Das sagte ich auch Will, der mich daraufhin wieder mit diesem vernichtenden Blick maß. Ob er den vor dem Spiegel einstudierte?

„Ich stehe übrigens direkt neben euch, Leute", warf meine beste Freundin in die eintretende Stille ein. Will und ich musterten uns weiterhin abschätzig. Seine violetten Augen schienen sich in mich zu brennen.

„Hallo?" Vi war noch nie gut darin gewesen, ignoriert zu werden. „Ich bin durchaus in der Lage, auf mich aufzupassen.
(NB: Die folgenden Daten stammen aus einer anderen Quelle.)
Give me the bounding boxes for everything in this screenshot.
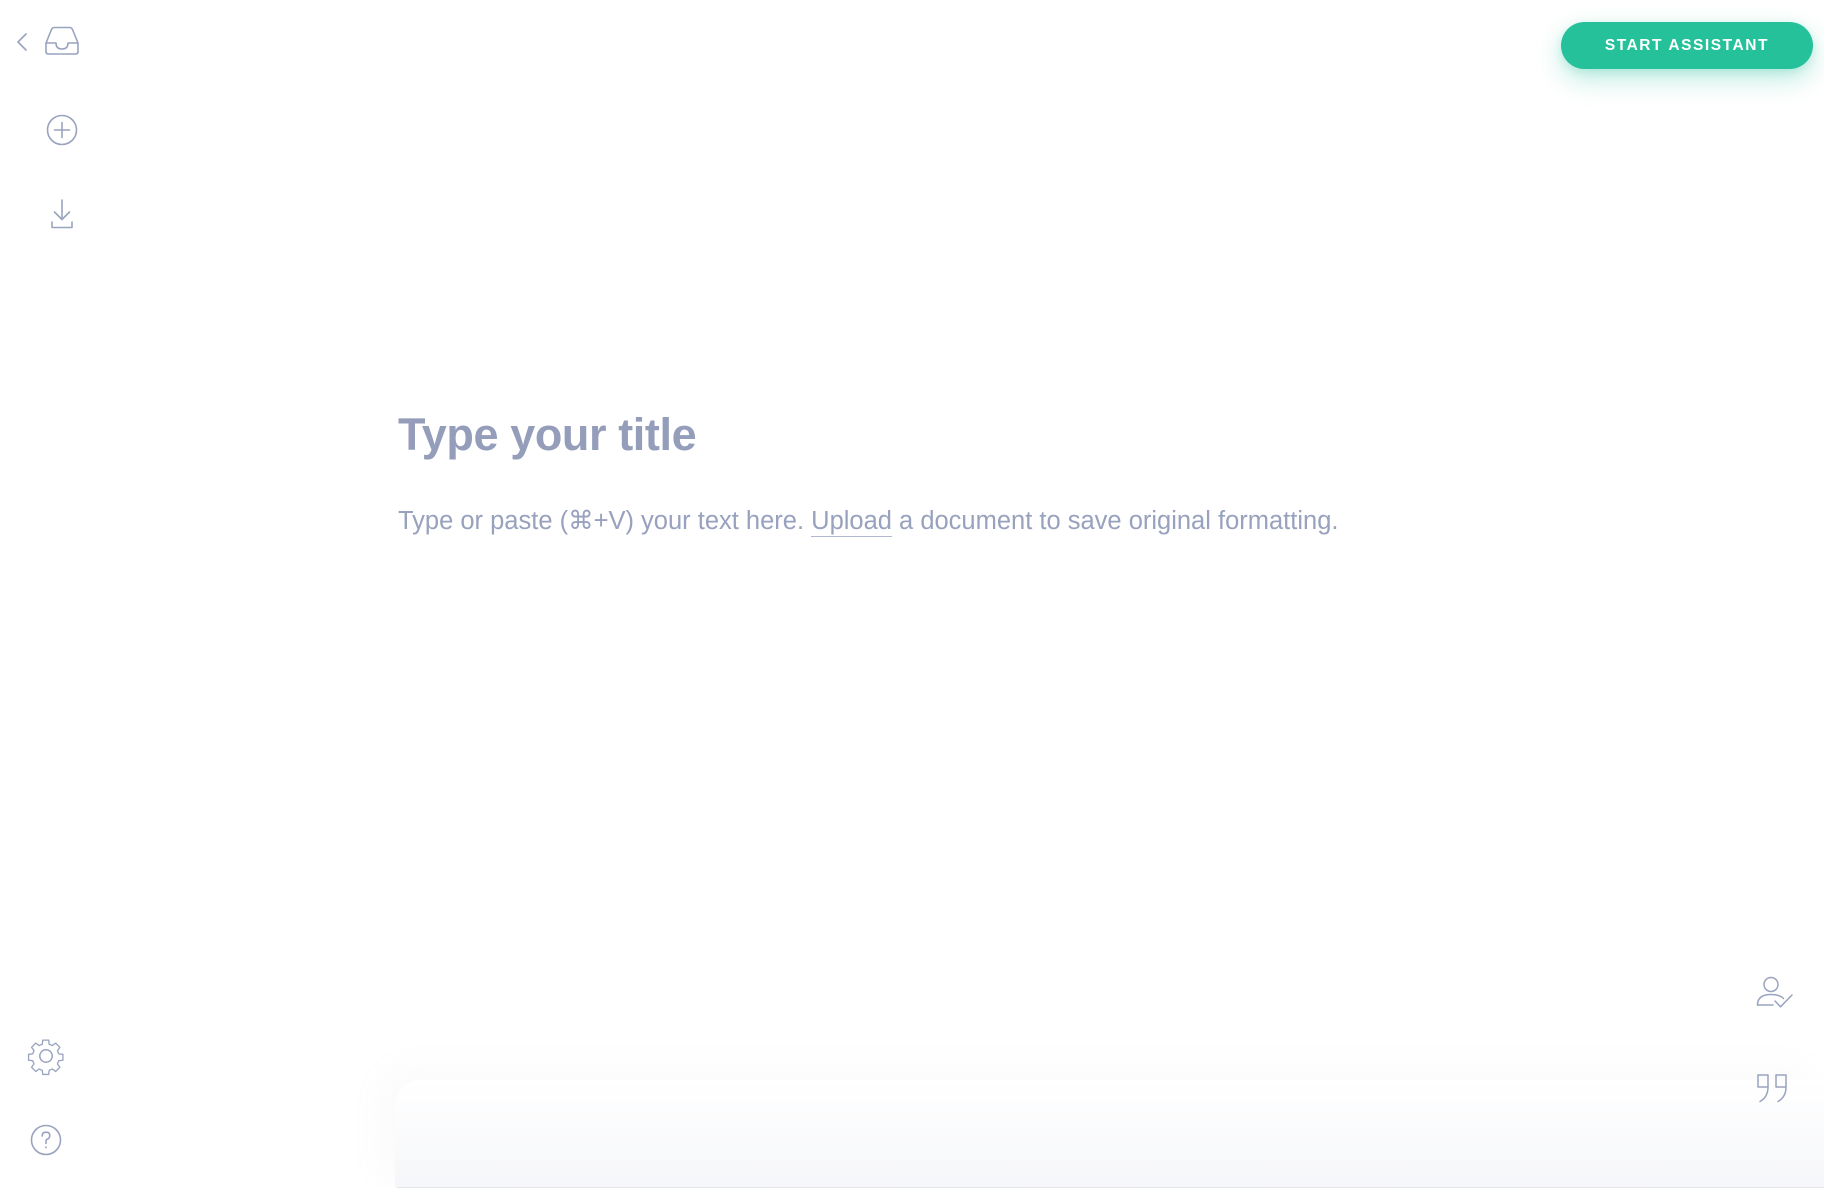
body-text-after: a document to save original formatting. bbox=[891, 506, 1339, 535]
inbox-icon bbox=[45, 26, 79, 55]
document-body-input[interactable]: Type or paste (⌘+V) your text here. Uplo… bbox=[398, 497, 1423, 545]
person-check-icon bbox=[1756, 976, 1793, 1008]
chevron-left-icon bbox=[17, 33, 27, 51]
reviewer-button[interactable] bbox=[1750, 970, 1798, 1018]
body-text-before: Type or paste (⌘+V) your text here. bbox=[398, 506, 812, 535]
sidebar-item-help[interactable] bbox=[22, 1116, 70, 1164]
gear-icon bbox=[27, 1039, 64, 1076]
document-title-input[interactable]: Type your title bbox=[398, 410, 1458, 460]
app-root: Type your title Type or paste (⌘+V) your… bbox=[0, 0, 1824, 1188]
document-content: Type your title Type or paste (⌘+V) your… bbox=[398, 410, 1458, 545]
sidebar-item-new-document[interactable] bbox=[38, 106, 86, 154]
sidebar-item-import[interactable] bbox=[38, 190, 86, 238]
upload-link[interactable]: Upload bbox=[811, 506, 892, 537]
plus-circle-icon bbox=[46, 114, 78, 146]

Und Fin ist nicht halb so gefährlich wie sie glaubt."

Abrupt wandte sich Will meiner besten Freundin zu. „Nicht gefährlich?"

Oh Mann, jetzt ging es los.

„Sie könnte mit einer einzigen Armbewegung die ganze Stadt in Schutt und Asche legen. Ein kurzer Moment der Unachtsamkeit und alle Menschen in ihrer Umgebung wären nichts weiter als ein Haufen Asche. Das nennst du ungefährlich?"

„Sie weiß schon, was sie tut", sagte Vi dagegen. „Sie würde niemanden verletzen!"

„Nicht absichtlich." Will sprach mit seiner Mentor-Stimme. „Aber wenn sie die Kontrolle verliert, kann das böse enden. Ich habe Leute gesehen, die in einem Wutanfall ihre gesamte Familie abgefackelt haben." Violet und ich schnappten erschrocken nach Luft. „Schon mal von den ganzen Waldbränden in Kalifornien gehört? Nicht immer ist die Hitze daran schuld." Jetzt war er richtig in Fahr.

Als Will fragte, wie oft ich denn schon die Kontrolle verloren hatte und wie knapp es gewesen war, dass irgendjemand merkte, was ich tat, konnte Violet nur behaupten, dass bisher immer alles gut gegangen war.

Wie oft war ich kurz davor gewesen, jemanden zu verletzen? Wie nah dran, aufzufliegen? Aber Will hatte kein Recht, mir deswegen Schuldgefühle einzureden. Ich tat, was ich konnte. Ich war nicht so nutzlos wie er dachte.